Майор вдруг вздрогнул и перегнулся через перила, возле которых они стояли. Снизу послышался детский крик. Гартмут шагнул через перила и скрылся в кустах обрыва.
– Держись крепче! Я сейчас приду, – раздался оттуда его голос, а через несколько минут он снова появился с маленькой девочкой на руках. Донеся ее до развалин, он поставил ее на ноги и проговорил: – А ведь это могло скверно окончиться! Ты ушиблась?
Малютка была бледной от испуга, но не плакала, а только внимательно осматривала руку, на которой виднелась большая царапина. Она взглянула на майора и храбро проговорила:
– Мне вовсе не больно.
– Молодец, девочка! – похвалил майор. – Ну, покажи-ка! Да, это – простая царапина, о которой и говорить не стоит.
Он вынул носовой платок и вытер им несколько капель крови, выступивших на руке малютки. В это время к ним подошел Трейман и удивленно воскликнул:
– Да это Лизочка из Гернсбаха! Как ты туда попала?
– Я хотела взобраться вот сюда, – ответила девочка, указывая рукой на крутой обрыв, – а камни упали, и я вместе с ними…
– И повисла на кусте сирени, за который, к счастью, и удержалась, – добавил Гартмут, все еще возясь с ее рукой.
Однако девочка вырвалась от него и с громким криком: «Мама, мама!» побежала навстречу даме, показавшейся на горе.

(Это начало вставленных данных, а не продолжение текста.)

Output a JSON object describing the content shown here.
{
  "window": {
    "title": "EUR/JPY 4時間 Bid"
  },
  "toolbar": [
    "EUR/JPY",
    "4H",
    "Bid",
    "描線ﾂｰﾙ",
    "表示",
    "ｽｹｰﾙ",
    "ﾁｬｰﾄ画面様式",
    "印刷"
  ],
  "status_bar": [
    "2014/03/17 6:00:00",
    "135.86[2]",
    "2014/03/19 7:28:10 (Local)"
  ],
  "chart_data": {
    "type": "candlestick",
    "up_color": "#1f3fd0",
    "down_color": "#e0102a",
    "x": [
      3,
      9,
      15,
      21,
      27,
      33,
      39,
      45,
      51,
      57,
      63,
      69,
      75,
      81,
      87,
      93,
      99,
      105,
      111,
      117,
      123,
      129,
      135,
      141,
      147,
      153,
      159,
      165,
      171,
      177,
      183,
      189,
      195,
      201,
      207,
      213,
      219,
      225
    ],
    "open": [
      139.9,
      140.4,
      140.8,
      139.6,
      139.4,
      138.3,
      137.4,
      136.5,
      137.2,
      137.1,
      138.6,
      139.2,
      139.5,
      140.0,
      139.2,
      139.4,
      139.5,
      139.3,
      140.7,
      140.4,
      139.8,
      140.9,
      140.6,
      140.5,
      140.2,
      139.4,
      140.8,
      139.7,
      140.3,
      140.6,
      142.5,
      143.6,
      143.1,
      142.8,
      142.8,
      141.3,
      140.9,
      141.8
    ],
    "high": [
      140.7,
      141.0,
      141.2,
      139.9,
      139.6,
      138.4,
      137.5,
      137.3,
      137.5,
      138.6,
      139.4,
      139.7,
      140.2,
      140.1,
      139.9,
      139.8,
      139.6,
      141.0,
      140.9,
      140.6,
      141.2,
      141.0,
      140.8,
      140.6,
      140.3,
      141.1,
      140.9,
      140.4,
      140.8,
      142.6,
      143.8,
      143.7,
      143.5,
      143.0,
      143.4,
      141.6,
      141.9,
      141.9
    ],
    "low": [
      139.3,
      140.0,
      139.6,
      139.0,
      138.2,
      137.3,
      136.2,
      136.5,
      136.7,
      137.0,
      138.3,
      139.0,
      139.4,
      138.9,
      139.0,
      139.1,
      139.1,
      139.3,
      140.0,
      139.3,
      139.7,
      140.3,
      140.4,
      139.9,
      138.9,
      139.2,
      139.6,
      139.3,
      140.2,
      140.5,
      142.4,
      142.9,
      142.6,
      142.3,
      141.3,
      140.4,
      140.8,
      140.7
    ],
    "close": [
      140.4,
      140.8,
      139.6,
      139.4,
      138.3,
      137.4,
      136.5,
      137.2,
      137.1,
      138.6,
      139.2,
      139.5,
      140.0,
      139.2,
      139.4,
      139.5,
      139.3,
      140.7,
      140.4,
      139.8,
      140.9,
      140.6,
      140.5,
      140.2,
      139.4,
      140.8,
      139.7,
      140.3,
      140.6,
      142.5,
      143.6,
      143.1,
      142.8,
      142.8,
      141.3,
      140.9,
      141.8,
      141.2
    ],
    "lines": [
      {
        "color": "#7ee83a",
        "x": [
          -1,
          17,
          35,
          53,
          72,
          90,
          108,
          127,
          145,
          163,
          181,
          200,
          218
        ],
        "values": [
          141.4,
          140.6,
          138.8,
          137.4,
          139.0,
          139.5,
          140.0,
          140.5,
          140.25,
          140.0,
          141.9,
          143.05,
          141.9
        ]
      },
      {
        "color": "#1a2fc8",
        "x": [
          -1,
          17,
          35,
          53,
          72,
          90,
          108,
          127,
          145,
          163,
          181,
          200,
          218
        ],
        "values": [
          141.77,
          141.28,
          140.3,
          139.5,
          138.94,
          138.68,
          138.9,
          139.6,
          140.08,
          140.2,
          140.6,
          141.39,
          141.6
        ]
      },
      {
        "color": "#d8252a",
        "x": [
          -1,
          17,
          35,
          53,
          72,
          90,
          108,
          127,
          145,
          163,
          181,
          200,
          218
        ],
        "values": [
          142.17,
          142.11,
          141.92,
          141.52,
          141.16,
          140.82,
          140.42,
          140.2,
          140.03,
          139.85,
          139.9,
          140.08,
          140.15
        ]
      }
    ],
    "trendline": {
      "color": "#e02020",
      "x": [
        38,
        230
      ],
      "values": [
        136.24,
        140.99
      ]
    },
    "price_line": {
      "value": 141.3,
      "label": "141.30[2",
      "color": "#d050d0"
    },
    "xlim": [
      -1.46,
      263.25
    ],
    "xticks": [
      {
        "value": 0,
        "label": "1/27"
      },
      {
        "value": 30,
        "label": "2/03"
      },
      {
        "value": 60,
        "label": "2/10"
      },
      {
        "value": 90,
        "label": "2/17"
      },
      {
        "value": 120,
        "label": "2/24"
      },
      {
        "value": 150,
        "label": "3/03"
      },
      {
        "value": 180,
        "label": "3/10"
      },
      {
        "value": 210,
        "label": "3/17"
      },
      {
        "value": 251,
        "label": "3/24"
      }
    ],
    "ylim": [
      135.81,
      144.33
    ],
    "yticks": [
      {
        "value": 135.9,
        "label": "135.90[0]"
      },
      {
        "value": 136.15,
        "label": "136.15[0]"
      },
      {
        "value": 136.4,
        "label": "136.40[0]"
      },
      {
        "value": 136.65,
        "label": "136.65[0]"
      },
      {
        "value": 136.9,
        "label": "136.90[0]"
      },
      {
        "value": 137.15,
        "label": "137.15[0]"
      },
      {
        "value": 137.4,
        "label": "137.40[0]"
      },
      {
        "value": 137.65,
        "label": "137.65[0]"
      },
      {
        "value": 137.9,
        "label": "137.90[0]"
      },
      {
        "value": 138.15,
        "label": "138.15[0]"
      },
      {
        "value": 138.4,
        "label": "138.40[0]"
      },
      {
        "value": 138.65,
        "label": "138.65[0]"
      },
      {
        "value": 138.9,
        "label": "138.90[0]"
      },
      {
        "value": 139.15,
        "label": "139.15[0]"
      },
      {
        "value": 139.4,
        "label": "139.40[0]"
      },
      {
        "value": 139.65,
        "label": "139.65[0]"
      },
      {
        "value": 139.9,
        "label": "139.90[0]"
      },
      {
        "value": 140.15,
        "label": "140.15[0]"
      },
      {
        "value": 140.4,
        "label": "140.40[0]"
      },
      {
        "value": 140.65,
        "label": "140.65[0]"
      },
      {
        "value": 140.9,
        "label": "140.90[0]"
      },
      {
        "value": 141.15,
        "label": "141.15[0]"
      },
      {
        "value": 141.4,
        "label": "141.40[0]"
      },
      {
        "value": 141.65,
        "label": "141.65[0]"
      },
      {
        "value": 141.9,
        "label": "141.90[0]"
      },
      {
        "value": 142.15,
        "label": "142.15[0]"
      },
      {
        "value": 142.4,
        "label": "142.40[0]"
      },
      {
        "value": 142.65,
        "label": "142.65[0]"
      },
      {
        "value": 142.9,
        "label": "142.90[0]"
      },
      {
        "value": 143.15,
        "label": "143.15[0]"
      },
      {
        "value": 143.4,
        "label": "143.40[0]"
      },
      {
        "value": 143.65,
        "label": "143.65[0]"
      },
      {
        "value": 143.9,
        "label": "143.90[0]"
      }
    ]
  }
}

Дама задыхалась и едва держалась на ногах от волнения; она порывисто прижала девочку к своей груди.
– Успокойтесь, пожалуйста, ничего не случилось, – старался утешить ее нотариус.
Следовавшая за ней дама тоже вполголоса уговаривала ее:
– Успокойся, Вильма! Мы ведь еще снизу видели, как вот этот господин подхватил Лизбету…
– Майор Гартмут, – представил майора Трейман. – К счастью, он был поблизости, когда малютка сорвалась и упала.
Молодая женщина молча протянула руку спасителю ребенка.